Note to author: if you want to say it, why don’t you?

6 Responses to Oscar Roy Doster v. State of Alabama

  1. Your million miles apart is true if you compare the worst of the criminals to the best of the gun owners. In the two spectrums though, you can come closer and closer until they actually overlap, the place where criminal gun owner and law abiding gun owner are indistinguishable. But, that wouldn’t work for your commentary, I realize.

    • Actually, I’m not comparing the extremes. I’m comparing the average non-criminal gun owner and the average gun criminal. In the main, it is NOT a sliding scale. You have one group that does NOT use their firearms to commit a crime and one group that does. The first uses firearms defensively. The second uses them offensively. The first does not have a criminal record, and, thus, can own guns legally. The second has been convicted of at least one felony, and thus, cannot own guns legally. I can’t think of a clearer divide. Can you?

      • On which side is the fellow who realizes he is going broke and shoots his family? Or the one who uses his weapon in anger during a traffic confrontation?

        • The statistically insignificant side. The side that would use another weapon if he didn't have a gun. The idea that all gun owners are potential passion killers is not borne by the evidence. And you have to balance that stat with killers who use other weapons.

        • All gun incidents are statistically insignificant – until they happen. Even here in Baltimore, the chances that someone will shoot me, a person with no connection to drugs and who stays at home at night, is probably one in a million. If I could own a gun here, I would guess that it would be statistically more likely that I would accidentally shoot myself, or someone in my home, than be shot by someone I don't know.

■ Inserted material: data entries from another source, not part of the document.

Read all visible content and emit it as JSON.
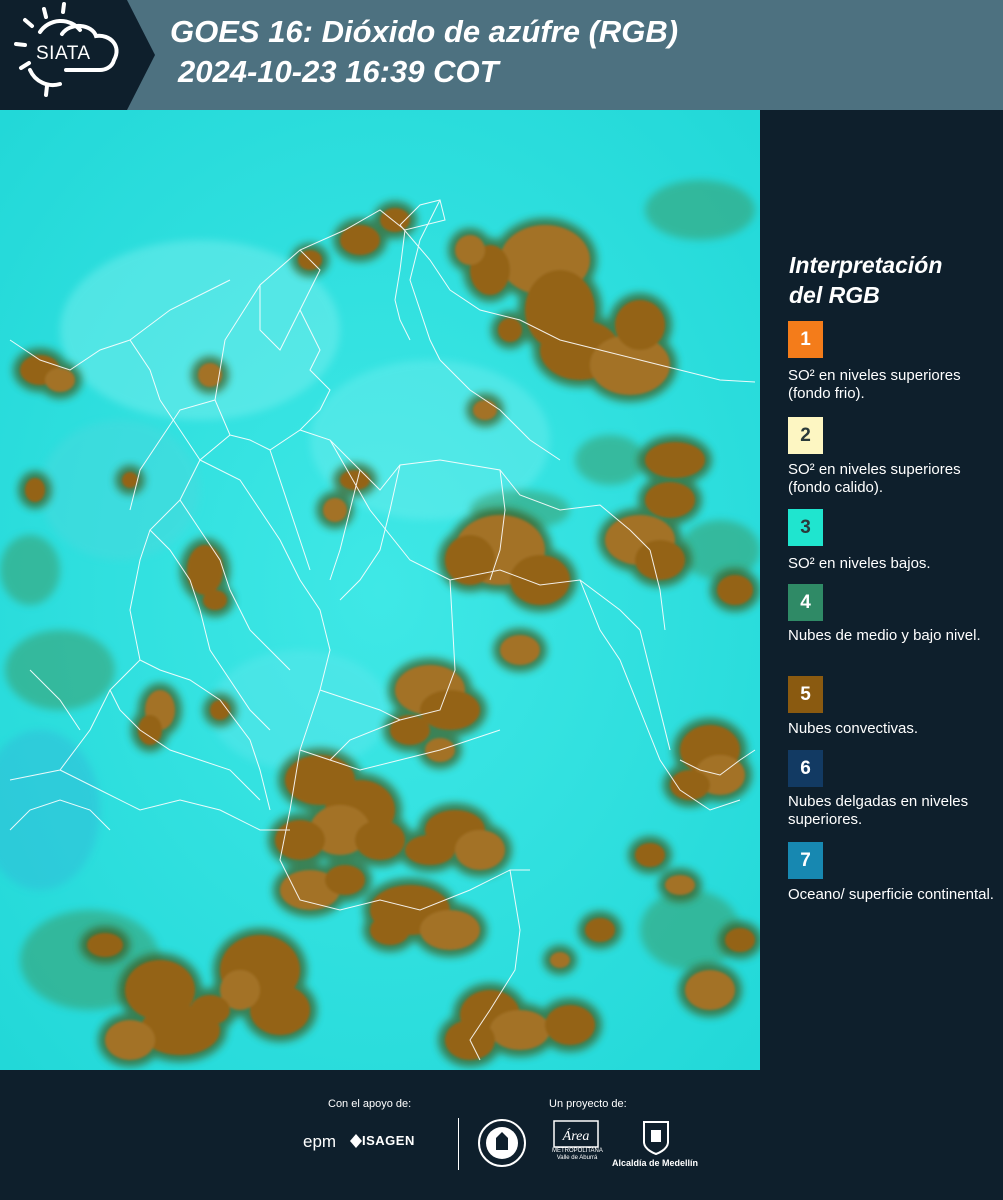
{
  "header": {
    "logo_text": "SIATA",
    "title_line1": "GOES 16: Dióxido de azúfre (RGB)",
    "title_line2": "2024-10-23 16:39 COT"
  },
  "legend": {
    "title_line1": "Interpretación",
    "title_line2": "del RGB",
    "items": [
      {
        "num": "1",
        "color": "#f47c1a",
        "text": "SO² en niveles superiores (fondo frio)."
      },
      {
        "num": "2",
        "color": "#fdf6c2",
        "text": "SO² en niveles superiores (fondo calido)."
      },
      {
        "num": "3",
        "color": "#1fe5cf",
        "text": "SO² en niveles bajos."
      },
      {
        "num": "4",
        "color": "#2f8a66",
        "text": "Nubes de medio y bajo nivel."
      },
      {
        "num": "5",
        "color": "#8a5a10",
        "text": "Nubes convectivas."
      },
      {
        "num": "6",
        "color": "#123a63",
        "text": "Nubes delgadas en niveles superiores."
      },
      {
        "num": "7",
        "color": "#1788b1",
        "text": "Oceano/ superficie continental."
      }
    ]
  },
  "map": {
    "background_color": "#27e6e3",
    "cloud_color": "#9a6a1f",
    "cloud_edge_color": "#4a5a1e",
    "border_color": "#ffffff"
  },
  "footer": {
    "support_label": "Con el apoyo de:",
    "project_label": "Un proyecto de:",
    "epm": "epm",
    "isagen": "ISAGEN",
    "area_metropolitana_logo": "Área",
    "area_metropolitana_sub": "METROPOLITANA Valle de Aburrá",
    "alcaldia": "Alcaldía de Medellín"
  }
}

          To my mind, current stats are not much of an argument for or against guns. It is more of a visceral feeling about whether the sort of safe society I grew up in will continue. What holds me back is the realization that I need a lot more familiarity with using weapons before I bring one home.

  2. Stats have their limitations, and they’re subject to manipulation. A map is not the territory.

    But stats are necessary for any useful (i.e. effective) debate about gun control. The “if it saves one life” argument—which always starts with a horrific tragedy—is profoundly irrational and emotional. Which is valid for those effected not necessarily for society at large.

    In terms of “getting comfortable” with gun ownership in the home, start with a course. Then get comfortable handling and firing at a range. Then get a safe (it doesn’t have to be a monster or expensive). Then get a gun. And remember: you can always sell it. You’ll lose money, but so what? If it’s not for you, it’s not for you.